Modeling Study of Aerosol Indirect Effects on Climate with an AGCM-aerosol Coupled System

摘要

Aerosol indirect effects (AIEs) on global climate are quantitatively investigated by introducing aerosol–cloud interaction parameterizations for stratus clouds into an AGCM (BCC_AGCM2.0.1) developed by the National Climate Center of the China Meteorological Administration coupling with the Canadian Aerosol Module (CAM). The study yields a global annual mean of –1.57 W m-2 for the first indirect radiative forcing. The second indirect effect leads to global annual mean changes in net shortwave flux of –0.58 W m-2 at the top of the atmosphere (TOA).
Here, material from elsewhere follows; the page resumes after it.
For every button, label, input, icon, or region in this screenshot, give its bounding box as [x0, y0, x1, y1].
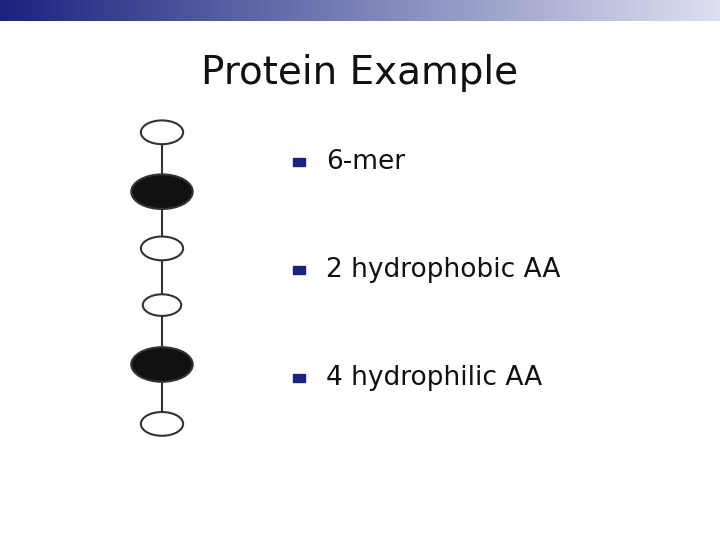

The total AIE reduces the global annual means of net shortwave flux at the TOA and of surface temperature by 2.27 W m-2 and 0.12 K, respectively. Change in surface temperature induced by the total AIE is clearly larger in the Northern Hemisphere (–0.21 K) than in the Southern Hemisphere, where changes are negligible. The interhemispheric asymmetry in surface cooling results in significant differences in changes of the interhemispheric annual mean precipitation rate, which could lead to a tendency for the ITCZ to weaken and broaden. In summer, the northeasterly or northerly flows in most areas of east and south China and over the nearby oceans are enhanced due to the total AIE, which weakens the transport of warm and moist air carried by the East Asian summer monsoon, and decreases the summer monsoon precipitation in east and south China.